The Big Sleep
Today's subject is Great Big Natural Disasters. And one of the biggest ever was the Permian Extinction.
The Permian Extinction happened 250 million years ago, signaling the end of what geologists call the Permian Period. It was a disaster so big it wiped out 70 percent of life on land, and an unbelievable 95 percent of life in the ocean. Though often confused as the event that killed off the dinosaurs, the Permian Extinction happened long before dinosaurs roamed the Earth.
Scientists have long debated what kind of event could result in that much dying off of species, from volcanic activity to a change in ocean salinity. A team of researchers went to Graphite Peak in Antarctica to study the strata layer between the Permian period and the Triassic period. To their surprise, they found little metallic particles inside the transitional layer. Removing them with magnets, they did chemical analyses.

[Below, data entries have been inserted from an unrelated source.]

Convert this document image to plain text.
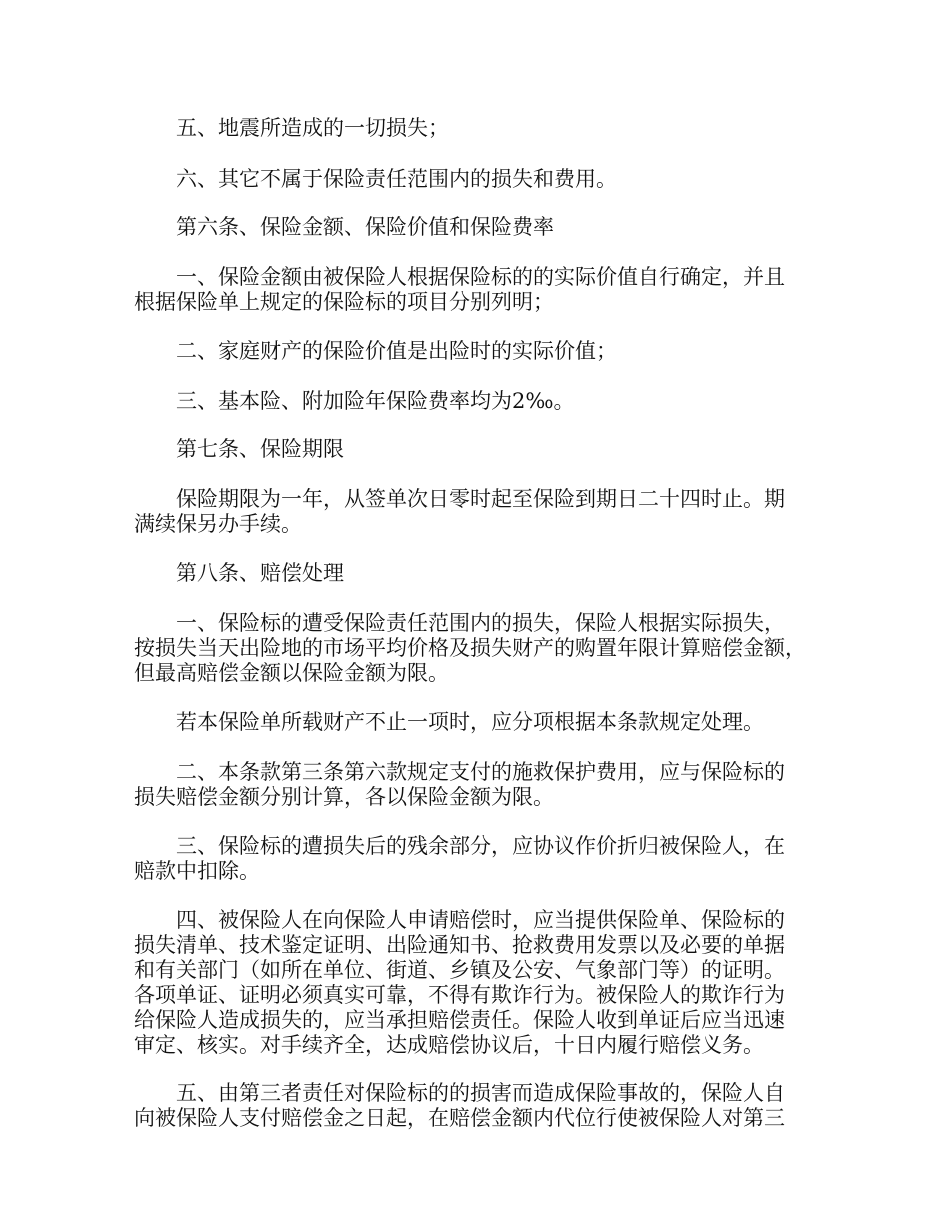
五、地震所造成的一切损失；
六、其它不属于保险责任范围内的损失和费用。
第六条、保险金额、保险价值和保险费率
一、保险金额由被保险人根据保险标的的实际价值自行确定，并且
根据保险单上规定的保险标的项目分别列明；
二、家庭财产的保险价值是出险时的实际价值；
三、基本险、附加险年保险费率均为2‰。
第七条、保险期限
保险期限为一年，从签单次日零时起至保险到期日二十四时止。期
满续保另办手续。
第八条、赔偿处理
一、保险标的遭受保险责任范围内的损失，保险人根据实际损失，
按损失当天出险地的市场平均价格及损失财产的购置年限计算赔偿金额，
但最高赔偿金额以保险金额为限。
若本保险单所载财产不止一项时，应分项根据本条款规定处理。
二、本条款第三条第六款规定支付的施救保护费用，应与保险标的
损失赔偿金额分别计算，各以保险金额为限。
三、保险标的遭损失后的残余部分，应协议作价折归被保险人，在
赔款中扣除。
四、被保险人在向保险人申请赔偿时，应当提供保险单、保险标的
损失清单、技术鉴定证明、出险通知书、抢救费用发票以及必要的单据
和有关部门（如所在单位、街道、乡镇及公安、气象部门等）的证明。
各项单证、证明必须真实可靠，不得有欺诈行为。被保险人的欺诈行为
给保险人造成损失的，应当承担赔偿责任。保险人收到单证后应当迅速
审定、核实。对手续齐全，达成赔偿协议后，十日内履行赔偿义务。
五、由第三者责任对保险标的的损害而造成保险事故的，保险人自
向被保险人支付赔偿金之日起，在赔偿金额内代位行使被保险人对第三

What they found was meteorite particles. This is very strong evidence that the great Permian Extinction was caused by a meteorite colliding with Earth.
A meteorite is also what caused the extinction of the dinosaurs. Different rock, different era--but the same phenomenon.
Throughout its history, Earth has been periodically struck from space again and again. When this happens, the biosphere is radically changed. Sometimes--as was the case with the Permian Extinction--it has been all but obliterated. Life, however, has found a way back time and again, even after such Great Big Disasters.